Sporadic fighting continues along their international border – which has yet to be formally demarcated by a bilateral agreement.
Despite a 2020 armistice brokered by Moscow, there is still no formal peace agreement. A power vacuum in Armenia has not helped progress – Prime Minister Nikol Pahinyan won snap elections in June but is only now finishing assembling a new cabinet.
“Aliyev is now able to go after people he could not afford to touch before because of the war,” one regional diplomat said.
ONE AMONG A LONG LIST OF THOSE ROUNDED UP
As evidence of this, Salimov will have good company in detention-one of many who have crossed a new red line.
Rasim Mammadov, who led his steel company for more than 12 years, was detained in December 2020 after an official audit of the firm.

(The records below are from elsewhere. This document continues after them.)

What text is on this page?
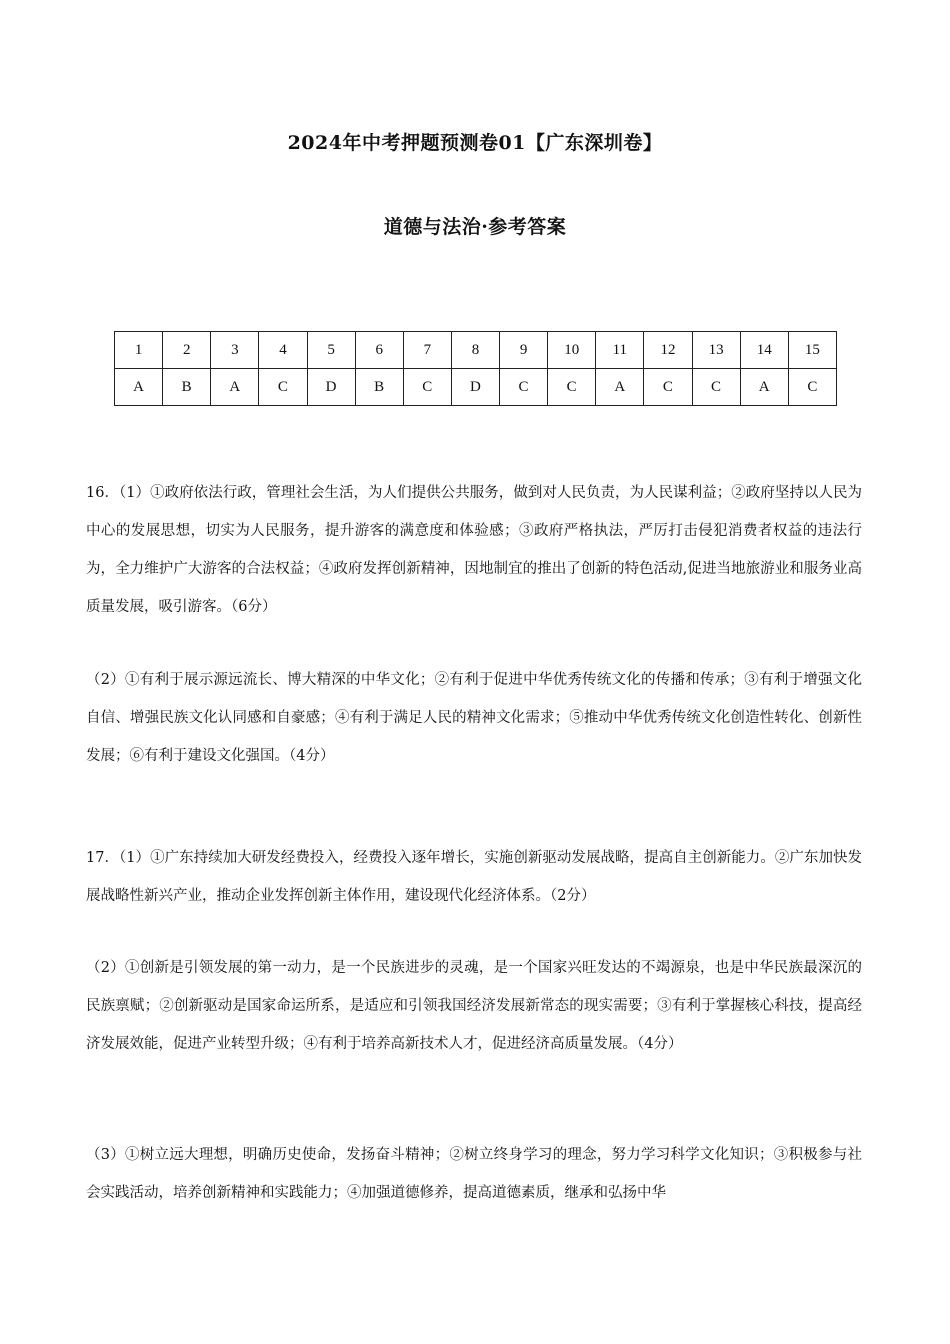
2024年中考押题预测卷01【广东深圳卷】
道德与法治·参考答案
1	2	3	4	5	6	7	8	9	10	11	12	13	14	15
A	B	A	C	D	B	C	D	C	C	A	C	C	A	C
16．（1）①政府依法行政，管理社会生活，为人们提供公共服务，做到对人民负责，为人民谋利益；②政府坚持以人民为中心的发展思想，切实为人民服务，提升游客的满意度和体验感；③政府严格执法，严厉打击侵犯消费者权益的违法行为，全力维护广大游客的合法权益；④政府发挥创新精神，因地制宜的推出了创新的特色活动,促进当地旅游业和服务业高质量发展，吸引游客。（6分）
（2）①有利于展示源远流长、博大精深的中华文化；②有利于促进中华优秀传统文化的传播和传承；③有利于增强文化自信、增强民族文化认同感和自豪感；④有利于满足人民的精神文化需求；⑤推动中华优秀传统文化创造性转化、创新性发展；⑥有利于建设文化强国。（4分）
17．（1）①广东持续加大研发经费投入，经费投入逐年增长，实施创新驱动发展战略，提高自主创新能力。②广东加快发展战略性新兴产业，推动企业发挥创新主体作用，建设现代化经济体系。（2分）
（2）①创新是引领发展的第一动力，是一个民族进步的灵魂，是一个国家兴旺发达的不竭源泉，也是中华民族最深沉的民族禀赋；②创新驱动是国家命运所系，是适应和引领我国经济发展新常态的现实需要；③有利于掌握核心科技，提高经济发展效能，促进产业转型升级；④有利于培养高新技术人才，促进经济高质量发展。（4分）
（3）①树立远大理想，明确历史使命，发扬奋斗精神；②树立终身学习的理念，努力学习科学文化知识；③积极参与社会实践活动，培养创新精神和实践能力；④加强道德修养，提高道德素质，继承和弘扬中华
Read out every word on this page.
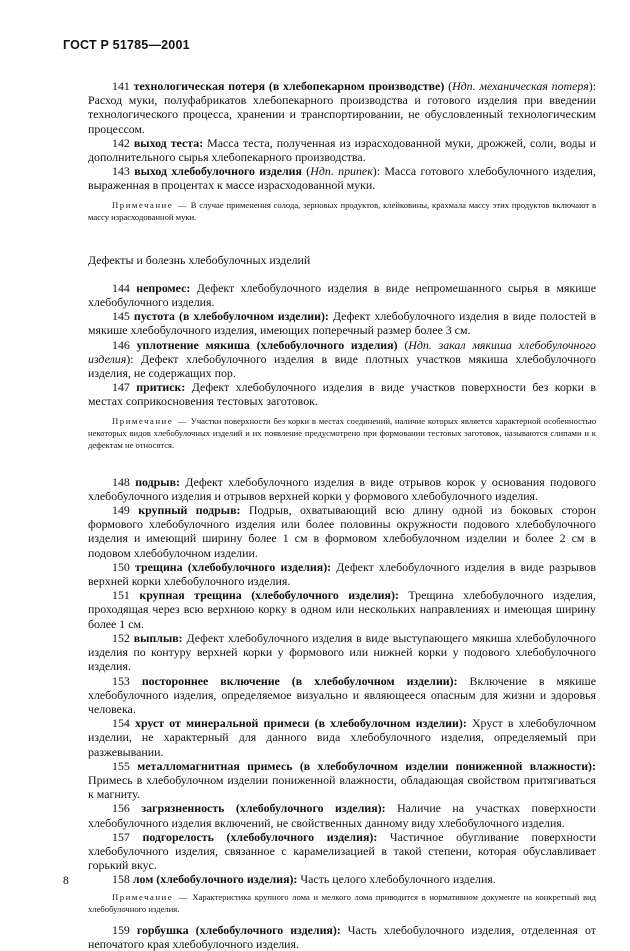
ГОСТ Р 51785—2001

141 технологическая потеря (в хлебопекарном производстве) (Ндп. механическая потеря): Расход муки, полуфабрикатов хлебопекарного производства и готового изделия при введении технологического процесса, хранении и транспортировании, не обусловленный технологическим процессом.

142 выход теста: Масса теста, полученная из израсходованной муки, дрожжей, соли, воды и дополнительного сырья хлебопекарного производства.

143 выход хлебобулочного изделия (Ндп. припек): Масса готового хлебобулочного изделия, выраженная в процентах к массе израсходованной муки.

Примечание — В случае применения солода, зерновых продуктов, клейковины, крахмала массу этих продуктов включают в массу израсходованной муки.

Дефекты и болезнь хлебобулочных изделий

144 непромес: Дефект хлебобулочного изделия в виде непромешанного сырья в мякише хлебобулочного изделия.

145 пустота (в хлебобулочном изделии): Дефект хлебобулочного изделия в виде полостей в мякише хлебобулочного изделия, имеющих поперечный размер более 3 см.

146 уплотнение мякиша (хлебобулочного изделия) (Ндп. закал мякиша хлебобулочного изделия): Дефект хлебобулочного изделия в виде плотных участков мякиша хлебобулочного изделия, не содержащих пор.

147 притиск: Дефект хлебобулочного изделия в виде участков поверхности без корки в местах соприкосновения тестовых заготовок.

Примечание — Участки поверхности без корки в местах соединений, наличие которых является характерной особенностью некоторых видов хлебобулочных изделий и их появление предусмотрено при формовании тестовых заготовок, называются слипами и к дефектам не относятся.

148 подрыв: Дефект хлебобулочного изделия в виде отрывов корок у основания подового хлебобулочного изделия и отрывов верхней корки у формового хлебобулочного изделия.

149 крупный подрыв: Подрыв, охватывающий всю длину одной из боковых сторон формового хлебобулочного изделия или более половины окружности подового хлебобулочного изделия и имеющий ширину более 1 см в формовом хлебобулочном изделии и более 2 см в подовом хлебобулочном изделии.

150 трещина (хлебобулочного изделия): Дефект хлебобулочного изделия в виде разрывов верхней корки хлебобулочного изделия.

151 крупная трещина (хлебобулочного изделия): Трещина хлебобулочного изделия, проходящая через всю верхнюю корку в одном или нескольких направлениях и имеющая ширину более 1 см.

152 выплыв: Дефект хлебобулочного изделия в виде выступающего мякиша хлебобулочного изделия по контуру верхней корки у формового или нижней корки у подового хлебобулочного изделия.

153 постороннее включение (в хлебобулочном изделии): Включение в мякише хлебобулочного изделия, определяемое визуально и являющееся опасным для жизни и здоровья человека.

154 хруст от минеральной примеси (в хлебобулочном изделии): Хруст в хлебобулочном изделии, не характерный для данного вида хлебобулочного изделия, определяемый при разжевывании.

155 металломагнитная примесь (в хлебобулочном изделии пониженной влажности): Примесь в хлебобулочном изделии пониженной влажности, обладающая свойством притягиваться к магниту.

156 загрязненность (хлебобулочного изделия): Наличие на участках поверхности хлебобулочного изделия включений, не свойственных данному виду хлебобулочного изделия.

157 подгорелость (хлебобулочного изделия): Частичное обугливание поверхности хлебобулочного изделия, связанное с карамелизацией в такой степени, которая обуславливает горький вкус.

158 лом (хлебобулочного изделия): Часть целого хлебобулочного изделия.

Примечание — Характеристика крупного лома и мелкого лома приводится в нормативном документе на конкретный вид хлебобулочного изделия.

159 горбушка (хлебобулочного изделия): Часть хлебобулочного изделия, отделенная от непочатого края хлебобулочного изделия.

8
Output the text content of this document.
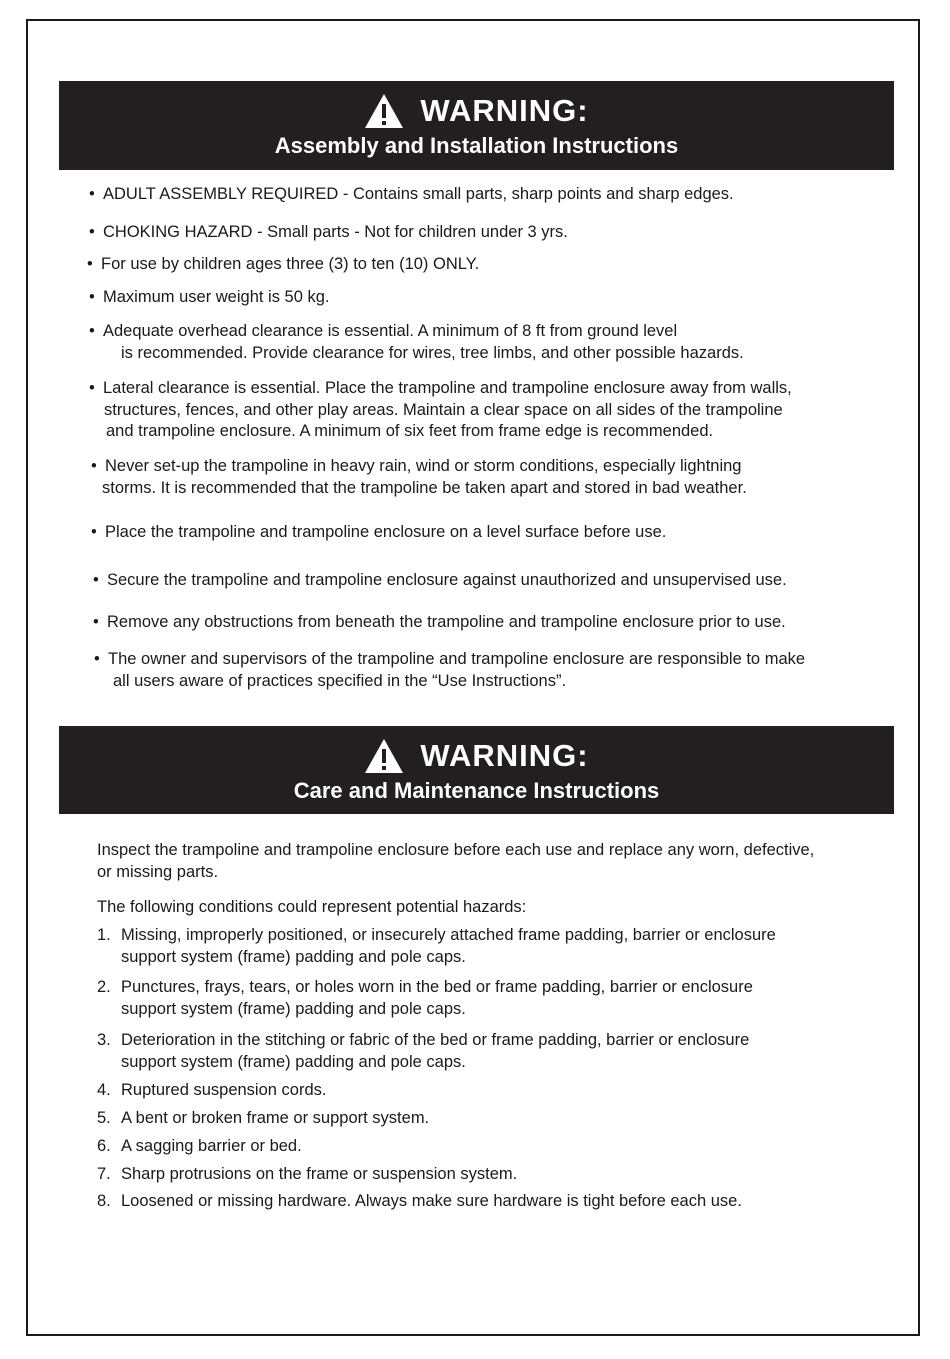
WARNING:
Assembly and Installation Instructions
• ADULT ASSEMBLY REQUIRED - Contains small parts, sharp points and sharp edges.
• CHOKING HAZARD - Small parts - Not for children under 3 yrs.
• For use by children ages three (3) to ten (10) ONLY.
• Maximum user weight is 50 kg.
• Adequate overhead clearance is essential. A minimum of 8 ft from ground level
is recommended. Provide clearance for wires, tree limbs, and other possible hazards.
• Lateral clearance is essential. Place the trampoline and trampoline enclosure away from walls,
structures, fences, and other play areas. Maintain a clear space on all sides of the trampoline
and trampoline enclosure. A minimum of six feet from frame edge is recommended.
• Never set-up the trampoline in heavy rain, wind or storm conditions, especially lightning
storms. It is recommended that the trampoline be taken apart and stored in bad weather.
• Place the trampoline and trampoline enclosure on a level surface before use.
• Secure the trampoline and trampoline enclosure against unauthorized and unsupervised use.
• Remove any obstructions from beneath the trampoline and trampoline enclosure prior to use.
• The owner and supervisors of the trampoline and trampoline enclosure are responsible to make
all users aware of practices specified in the “Use Instructions”.
WARNING:
Care and Maintenance Instructions
Inspect the trampoline and trampoline enclosure before each use and replace any worn, defective,
or missing parts.
The following conditions could represent potential hazards:
1. Missing, improperly positioned, or insecurely attached frame padding, barrier or enclosure
support system (frame) padding and pole caps.
2. Punctures, frays, tears, or holes worn in the bed or frame padding, barrier or enclosure
support system (frame) padding and pole caps.
3. Deterioration in the stitching or fabric of the bed or frame padding, barrier or enclosure
support system (frame) padding and pole caps.
4. Ruptured suspension cords.
5. A bent or broken frame or support system.
6. A sagging barrier or bed.
7. Sharp protrusions on the frame or suspension system.
8. Loosened or missing hardware. Always make sure hardware is tight before each use.
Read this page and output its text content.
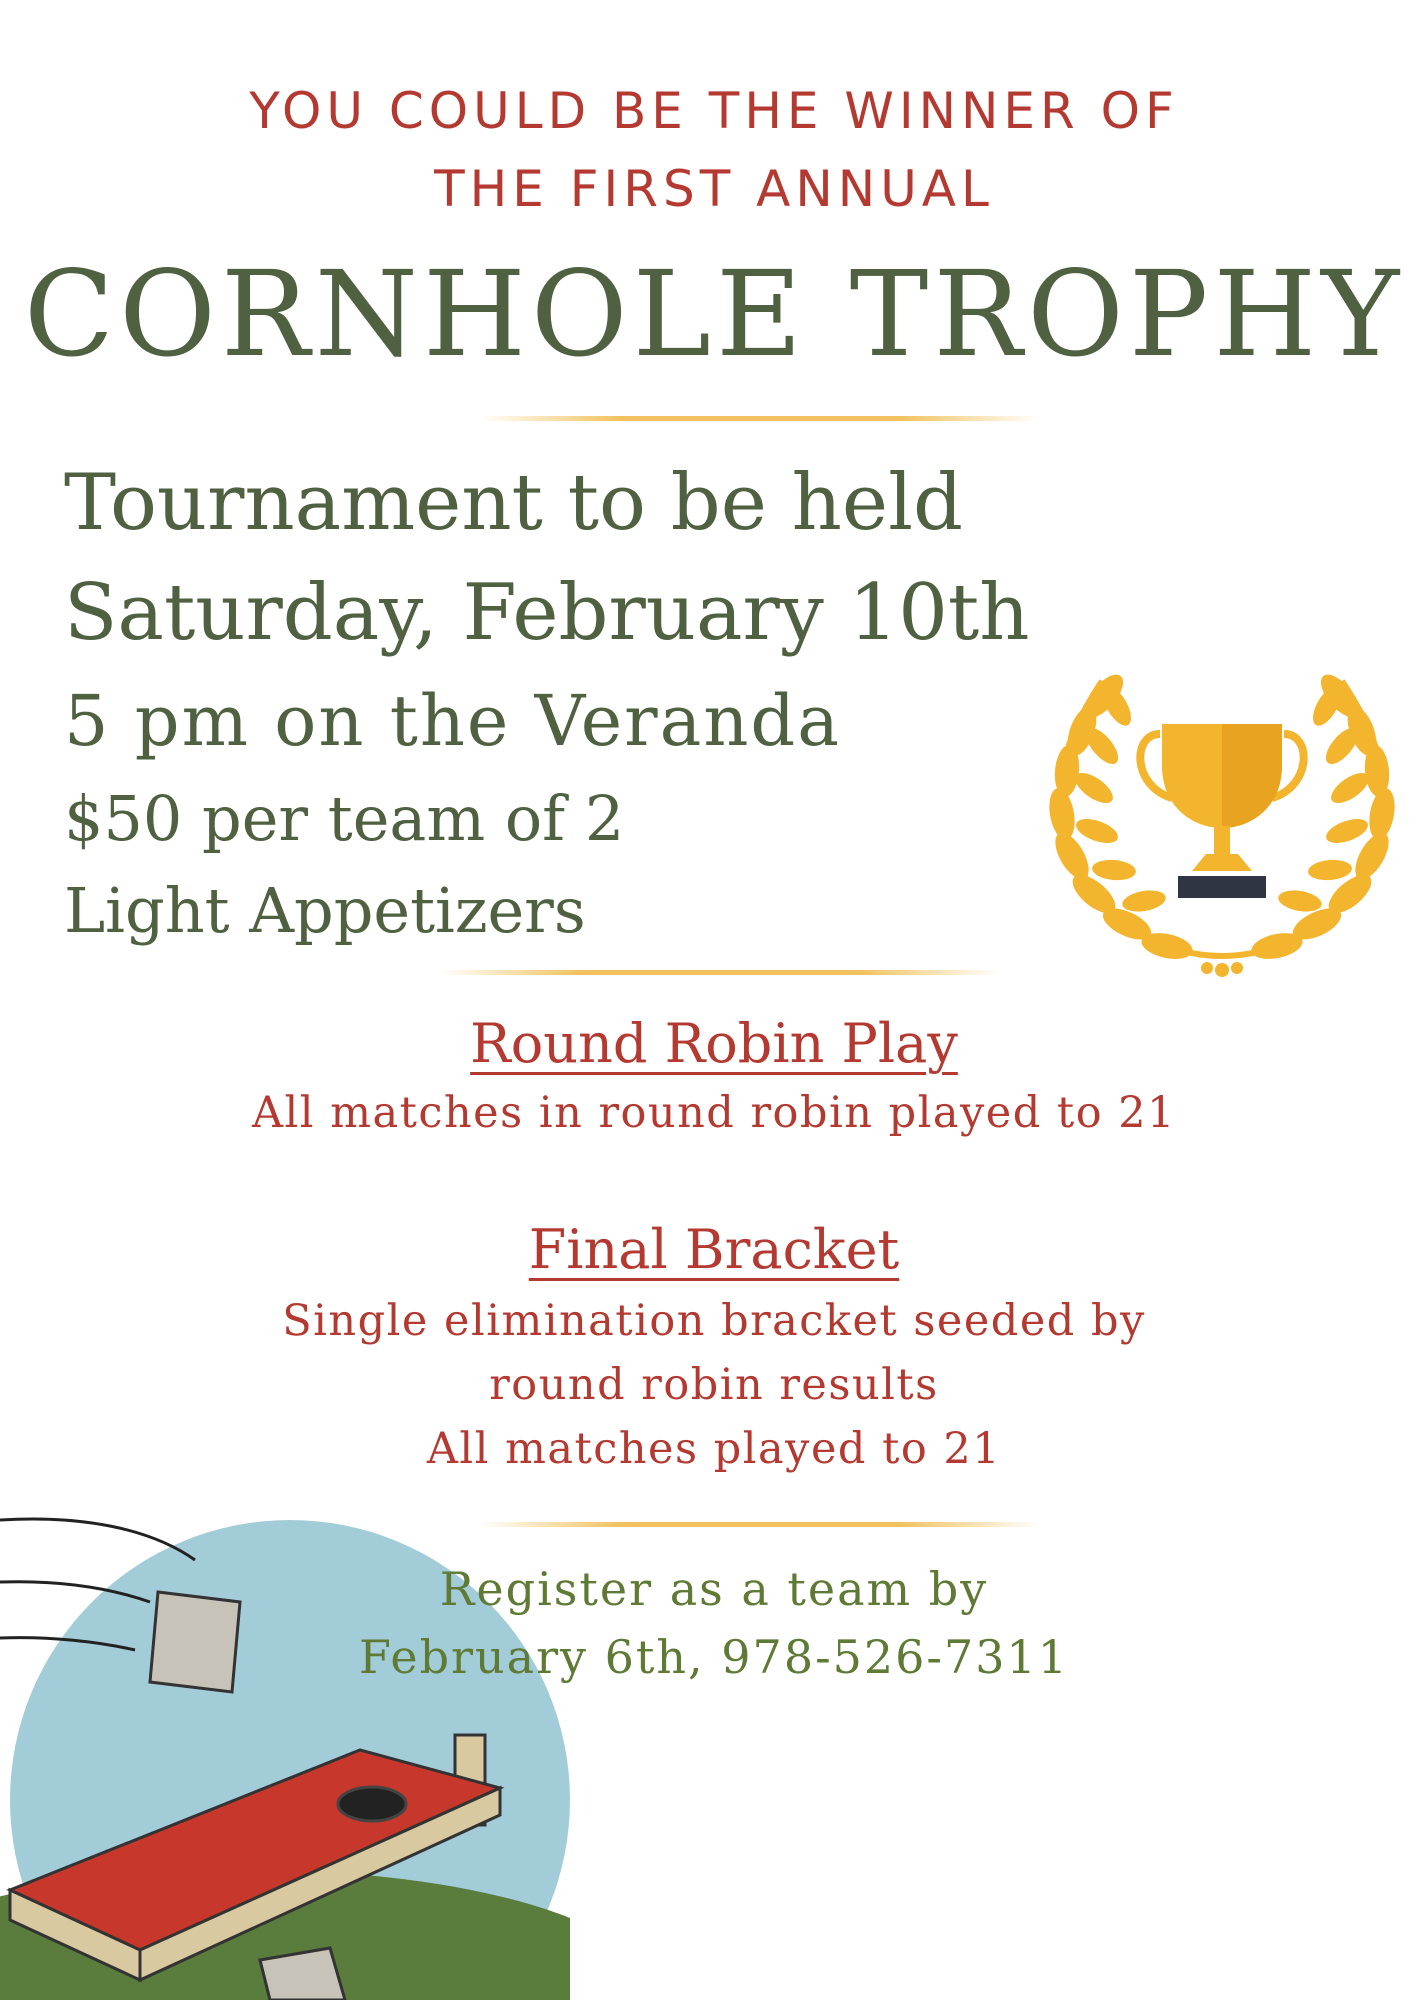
YOU COULD BE THE WINNER OF
THE FIRST ANNUAL
CORNHOLE TROPHY
Tournament to be held
Saturday, February 10th
5 pm on the Veranda
$50 per team of 2
Light Appetizers
Round Robin Play
All matches in round robin played to 21
Final Bracket
Single elimination bracket seeded by
round robin results
All matches played to 21
Register as a team by
February 6th, 978-526-7311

After four months of pre-detention, he was officially charged in March 2021 by the State Security Service (SGB) under Articles 308.2 (exceeding official powers, resulting in significant damage), 178.3.2 (fraud, causing significant damage) and 179.4 (misappropriation and embezzlement, causing damage on an especially large scale) of the Criminal Code of Azerbaijan.
“Mammadov embezzled 13.2 million (₼) manats ($7.8 million) — from sales proceeds, and also caused damage to the company to the amount of 42 million manats,” the State Security Service said in a statement.
Jailed steel boss Mammadov was seen as a key patron of purged éminence grise Ramiz Mehdiyev. Mehdiyev threw his weight around in many, if not most, decisions.
But in October 2019, the so-called Conseliergo’s 24-year spree ground to a halt. Mehdiyev was removed and relegated to the harmless post of President of the National Academy of Sciences, a job with academic cachet, though far from his former position influencing the affairs of state.
It was a post that seemed almost designed to save the octogenarian from a worse fate caused by further self-inflicted wounds.
Mehdiyev was known to hand out appointments to key positions according to a “clan” or kinship principle, a delicate balance of power.
However, tolerance with this approach seems to have come to come to an end.
Others arrested in recent months have been two former top officials from the country’s main security body on charges of bribe-taking.
Several officials from Baku city’s Executive Committee were also charged with exceeding powers or illegal activity, as were several other regional officials.